Step up fight against Tuberculosis

Mar 22, 2012

During a monitoring visit for one of our programmes, I came across a referral slip made by a pharmacy staff referring a 36-year-old woman to the Directly Observed Therapy Short Course (DOTS) health center.

Hara Mihalea CHE, MPH

PATH, Thailand

Let me share a real story I experienced in the field last year. During a monitoring visit for one of our programmes, I came across a referral slip made by a pharmacy staff referring a 36-year-old woman to the Directly Observed Therapy Short Course (DOTS) health center.

Looking at the symptoms circled on the slip, one could tell that this was certainly a pulmonary TB case; weight loss, fatigue, chest pain, fever, and cough with blood.

We traced the referral to one of the district health centres where we found out that the woman had indeed gone for further evaluation, she was checked, diagnosed, given medication and sent home.

We were told by the health centre staff that since the first visit, she had returned twice, each time sicker than before, and would be sent home again, no TB.

We decided to visit her at home where she lived with her husband, her in-laws, two small children and one baby. We asked the district TB officer to join us so he could be able to follow-up later on.

When we arrived in her small house we were taken up in her room, she was sitting on a straw mat on the floor, baby on the breast, glassy eyes, face flushed with fever. She repeated the same story that the health staff told us. She told us how disappointed, sad, and scared she felt, she said she was getting worse by the minute and no one could help her.

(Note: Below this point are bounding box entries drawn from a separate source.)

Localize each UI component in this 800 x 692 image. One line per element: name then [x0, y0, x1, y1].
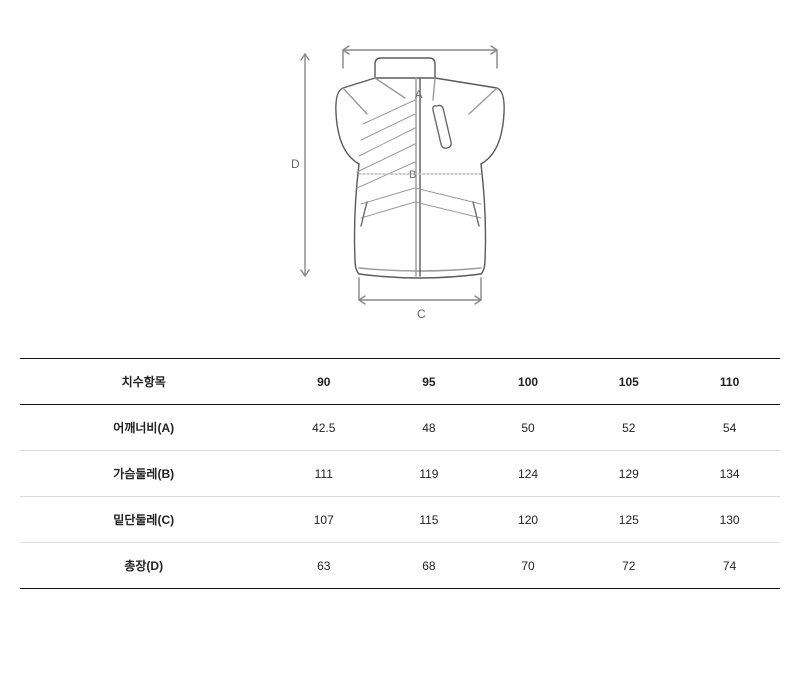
cell: 50 — [478, 405, 579, 451]
row-label: 어깨너비(A) — [20, 405, 267, 451]
size-col: 100 — [478, 359, 579, 405]
cell: 124 — [478, 451, 579, 497]
cell: 129 — [578, 451, 679, 497]
cell: 42.5 — [267, 405, 380, 451]
label-c: C — [417, 307, 426, 321]
size-col: 95 — [380, 359, 478, 405]
cell: 134 — [679, 451, 780, 497]
cell: 74 — [679, 543, 780, 589]
table-row: 총장(D) 63 68 70 72 74 — [20, 543, 780, 589]
cell: 107 — [267, 497, 380, 543]
cell: 120 — [478, 497, 579, 543]
cell: 72 — [578, 543, 679, 589]
table-header-row: 치수항목 90 95 100 105 110 — [20, 359, 780, 405]
row-label: 가슴둘레(B) — [20, 451, 267, 497]
cell: 68 — [380, 543, 478, 589]
cell: 48 — [380, 405, 478, 451]
label-d: D — [291, 157, 300, 171]
row-label: 총장(D) — [20, 543, 267, 589]
label-b: B — [409, 169, 416, 181]
size-col: 105 — [578, 359, 679, 405]
cell: 119 — [380, 451, 478, 497]
size-table: 치수항목 90 95 100 105 110 어깨너비(A) 42.5 48 5… — [20, 358, 780, 589]
cell: 115 — [380, 497, 478, 543]
size-col: 90 — [267, 359, 380, 405]
cell: 125 — [578, 497, 679, 543]
table-row: 어깨너비(A) 42.5 48 50 52 54 — [20, 405, 780, 451]
cell: 130 — [679, 497, 780, 543]
diagram-container: D — [0, 0, 800, 358]
cell: 63 — [267, 543, 380, 589]
vest-diagram: D — [255, 28, 545, 328]
cell: 111 — [267, 451, 380, 497]
cell: 52 — [578, 405, 679, 451]
table-row: 밑단둘레(C) 107 115 120 125 130 — [20, 497, 780, 543]
header-label: 치수항목 — [20, 359, 267, 405]
cell: 70 — [478, 543, 579, 589]
vest-svg: D — [255, 28, 545, 328]
table-row: 가슴둘레(B) 111 119 124 129 134 — [20, 451, 780, 497]
label-a: A — [415, 89, 423, 101]
row-label: 밑단둘레(C) — [20, 497, 267, 543]
size-col: 110 — [679, 359, 780, 405]
cell: 54 — [679, 405, 780, 451]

She said she wanted to go back to the health centre but they didn't have any more money and no transportation. Each time she coughed, she hit on her chest to show us where it hurts. I will never forget the pain on her face, the sound of the shortness of her breath when she tried to tell us her story.

I will never forget the fear I felt for the baby on her breast and her other two children and thinking that this woman unless treated immediately will soon die and leave these children orphans. The end of the story is that the woman did have pulmonary TB and the last we heard was that the district officer was trying to get the children tested.

So what went wrong? Why did this woman seek care three times and still was sent home with a bag of antibiotics and vitamins? This is a very common story and it is happening every day, many times a day around the world, especially in high TB burden developing countries.

I shared this story because I truly believe we might not be able to reach our goal to Zero the numbers of children dying of TB in our lifetime, let alone by the year 2015, if we don't take some drastic steps to address the real problems that are preventing us from doing a good job. We can have the guidelines and country operational plans for TB in children; we can have the treatment algorithms. However, I strongly feel these will not help much, especially in limited resource setting where stories such as this are real unless we start by:

(1) Holding the governments accountable for the health and wellbeing of their populations. Health is a right not a luxury. Advocate for the increase of the salaries of the health staff to motivate them to perform appropriately. Health staff in developing countries often do not get their salary for 3-6 months.

(2) Strengthening the DOTS programme. If we had a quality DOTS programme, the health staff would have been able to accurately diagnose and successfully treat the mom in the story. They would have being able to prevent TB and the needless suffering in her children.

(3) Integrating TB into primary health care and sensitising all health care providers on TB. Once sensitised, health staff can be able to screen children and moms during immunisation sessions, postnatal visits, reproductive health (RH) visits or other consultations.

(4) Recognising the symptoms of TB in children, creating linkages and partnerships between communities, private providers and TB services

(5) Intensifying case finding and contact tracing when TB is suspected to all family members, most importantly to children. The majority of the children get TB from a family member.

(6) TB is a poverty disease, half of the children in the developing countries go without meals and they are malnourished which makes them more vulnerable to TB. Addressing the nutrition needs of children is of out-most importance.

(7) TB in a child that is already living with HIV is a double heartbreak and so much more difficult to diagnose and treat.

Unless we can diagnose and successfully treat the mom or the infected caregiver, we will fail to diagnose and treat the child. The majority of the children get TB disease from a parent or a close relative. The longer the child is exposed to an infected caregiver the greater the risk of transition.

TB is very political and things are moving very slowly; we cannot afford to move slowly anymore, we should not allow it. We need to step up very fast.

What we should all see at the end of 2015 is not just the numbers, the statistics showing fewer deaths from TB among children, we should see children, happy and smiley faces, children free of TB. Where there is a will there is a way and I hope that collective voices will find the way.